Massive protest actions erupted in Kazakhstan on 2 January against a sudden and steep increase in the prices of fuel. The protests, which began in the oil-producing city of Zhanaozen, quickly spread to other cities, including the nation's largest city, Almaty. 

In the span of just two days, the protests, which began as peaceful demonstrations, turned violent, with many incidents of open confrontations between protesters and the police resulting in the death and injury of many people. The protests also became political, with demonstrators calling for major political reforms in the government.

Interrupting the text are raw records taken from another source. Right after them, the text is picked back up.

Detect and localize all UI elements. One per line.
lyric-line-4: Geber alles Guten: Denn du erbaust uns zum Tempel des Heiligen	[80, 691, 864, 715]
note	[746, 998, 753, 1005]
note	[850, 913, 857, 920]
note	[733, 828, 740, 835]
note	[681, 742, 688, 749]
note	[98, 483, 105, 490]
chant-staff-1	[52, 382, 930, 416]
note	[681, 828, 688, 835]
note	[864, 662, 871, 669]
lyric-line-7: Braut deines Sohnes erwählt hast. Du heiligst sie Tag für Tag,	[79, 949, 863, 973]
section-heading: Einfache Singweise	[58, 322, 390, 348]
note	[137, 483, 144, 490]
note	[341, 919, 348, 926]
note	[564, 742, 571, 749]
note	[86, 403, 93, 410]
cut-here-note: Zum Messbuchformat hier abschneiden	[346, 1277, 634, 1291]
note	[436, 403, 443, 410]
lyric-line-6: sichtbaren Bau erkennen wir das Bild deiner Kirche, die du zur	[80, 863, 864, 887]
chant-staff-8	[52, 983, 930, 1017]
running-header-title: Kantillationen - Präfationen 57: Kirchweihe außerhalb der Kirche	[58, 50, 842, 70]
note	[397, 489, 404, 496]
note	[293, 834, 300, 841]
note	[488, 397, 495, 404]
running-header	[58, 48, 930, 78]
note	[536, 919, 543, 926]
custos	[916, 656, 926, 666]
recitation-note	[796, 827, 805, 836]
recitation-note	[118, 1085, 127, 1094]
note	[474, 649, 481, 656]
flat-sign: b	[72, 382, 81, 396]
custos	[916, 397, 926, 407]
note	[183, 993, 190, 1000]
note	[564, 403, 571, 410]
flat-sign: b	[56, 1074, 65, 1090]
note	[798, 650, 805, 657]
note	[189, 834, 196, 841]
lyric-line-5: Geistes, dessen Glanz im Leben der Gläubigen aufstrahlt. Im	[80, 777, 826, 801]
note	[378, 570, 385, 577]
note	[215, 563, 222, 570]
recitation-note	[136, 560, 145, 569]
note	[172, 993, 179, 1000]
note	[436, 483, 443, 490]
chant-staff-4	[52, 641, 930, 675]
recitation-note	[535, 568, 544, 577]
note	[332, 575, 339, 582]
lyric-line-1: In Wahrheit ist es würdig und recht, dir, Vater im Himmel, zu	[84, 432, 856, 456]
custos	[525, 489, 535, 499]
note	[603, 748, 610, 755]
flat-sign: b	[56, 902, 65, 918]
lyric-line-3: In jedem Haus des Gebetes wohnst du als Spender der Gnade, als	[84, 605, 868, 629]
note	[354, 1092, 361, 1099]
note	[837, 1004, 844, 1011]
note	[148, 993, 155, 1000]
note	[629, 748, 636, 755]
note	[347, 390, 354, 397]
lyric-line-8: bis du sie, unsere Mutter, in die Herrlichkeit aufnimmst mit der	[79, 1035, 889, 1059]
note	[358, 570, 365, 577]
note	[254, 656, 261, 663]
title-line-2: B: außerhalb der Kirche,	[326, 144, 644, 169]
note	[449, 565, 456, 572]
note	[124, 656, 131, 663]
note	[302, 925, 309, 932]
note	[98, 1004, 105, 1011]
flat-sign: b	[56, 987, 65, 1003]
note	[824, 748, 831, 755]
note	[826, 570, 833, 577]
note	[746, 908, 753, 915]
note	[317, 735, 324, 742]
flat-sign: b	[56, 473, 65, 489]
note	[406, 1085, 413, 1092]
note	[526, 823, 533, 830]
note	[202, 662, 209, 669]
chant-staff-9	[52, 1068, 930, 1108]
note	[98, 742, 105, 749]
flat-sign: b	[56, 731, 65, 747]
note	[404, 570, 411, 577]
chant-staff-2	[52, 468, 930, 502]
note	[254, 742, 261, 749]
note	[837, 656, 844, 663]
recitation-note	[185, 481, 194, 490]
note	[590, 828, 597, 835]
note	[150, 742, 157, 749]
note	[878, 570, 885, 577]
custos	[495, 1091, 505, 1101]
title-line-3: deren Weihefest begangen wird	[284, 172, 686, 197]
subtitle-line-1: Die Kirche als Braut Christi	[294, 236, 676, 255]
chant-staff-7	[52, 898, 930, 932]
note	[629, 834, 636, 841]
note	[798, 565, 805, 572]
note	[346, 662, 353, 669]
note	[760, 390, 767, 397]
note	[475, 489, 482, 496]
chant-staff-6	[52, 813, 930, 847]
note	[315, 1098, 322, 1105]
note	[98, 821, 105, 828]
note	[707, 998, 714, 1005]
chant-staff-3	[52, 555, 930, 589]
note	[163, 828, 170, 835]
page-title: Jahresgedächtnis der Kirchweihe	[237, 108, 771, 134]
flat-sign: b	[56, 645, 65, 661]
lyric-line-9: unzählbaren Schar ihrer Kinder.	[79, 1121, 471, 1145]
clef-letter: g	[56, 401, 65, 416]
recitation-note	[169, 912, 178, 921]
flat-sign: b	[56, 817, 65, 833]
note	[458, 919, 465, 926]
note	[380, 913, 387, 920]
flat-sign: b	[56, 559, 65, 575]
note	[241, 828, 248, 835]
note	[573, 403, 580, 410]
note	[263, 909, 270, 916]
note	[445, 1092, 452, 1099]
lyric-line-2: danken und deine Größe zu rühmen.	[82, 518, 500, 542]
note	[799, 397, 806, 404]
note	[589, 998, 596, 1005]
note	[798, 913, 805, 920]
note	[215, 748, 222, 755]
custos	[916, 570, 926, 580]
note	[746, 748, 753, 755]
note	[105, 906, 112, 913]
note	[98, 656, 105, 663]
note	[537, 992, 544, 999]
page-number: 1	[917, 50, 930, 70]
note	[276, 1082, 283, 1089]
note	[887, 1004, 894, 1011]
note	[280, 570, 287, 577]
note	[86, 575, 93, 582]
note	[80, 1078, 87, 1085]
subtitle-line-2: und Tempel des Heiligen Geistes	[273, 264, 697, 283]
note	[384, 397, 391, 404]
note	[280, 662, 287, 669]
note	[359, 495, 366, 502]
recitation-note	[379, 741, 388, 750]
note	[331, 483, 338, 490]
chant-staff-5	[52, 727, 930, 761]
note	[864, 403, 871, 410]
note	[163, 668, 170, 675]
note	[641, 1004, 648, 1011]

Kazakh President Kassym-Jomart Tokayev responded by declaring a state of emergency and called on member countries of the Collective Security Treaty Organization (CSTO), such as Russia, Armenia, Belarus, Kyrgyzstan and Tajikistan, to deploy troops to Kazakhstan to “restore peace and order.” The Kazakhstan government claimed that the protests were “infiltrated by foreign terrorist organisations.” This was met with criticisms from different sectors. They questioned the legitimacy of their government to request for foreign troop deployment and the claim of the protests’ infiltration by terrorist groups.  

On 7 January, the Federation of Trade Unions of Kazakhstan expressed its serious concern over the worsening peace and order situation in the country. It urged the President to call on the government’s security forces to recognise the people’s right to protest and exercise maximum tolerance. It also called on the government to preserve the rule of law.

Other trade unions echoed the federation’s call. They pointed to the workers’ low salaries, infringement on labour rights and the lack of constructive social dialogues as the main causes of the public unrest. They called on the government to immediately implement a set of measures to address the workers’ woes:

  • Reform the wage system, labour and trade union legislation, preservation and creation of new jobs, and strengthening of state and public regulations on labour law compliance.

  • Urgent ratification of the ILO Convention No. 131 on minimum wage fixing and No. 102 on minimum standards of social security.

  • Genuine social dialogue between the government, employers' groups and workers by reforming the social partnership system and adopting a new law on social partnership.

  • Strengthen the role of civil society institutions.

In the last couple of decades, Kazakhstan boasted of having one of the strongest-performing economies in Central Asia, mainly due to its oil production and 40 percent share of the world's uranium resources. However, trade unions explained that the country’s so-called economic growth did not trickle down to the workers, many of whom are receiving salaries less than USD 100 per month.

Large-scale corruption is also a key problem in the country. In 2012, the World Economic Forum (WEF) cited corruption as the biggest obstacle in doing business in the country. The World Bank (WB) also listed Kazakhstan as a corruption hotspot.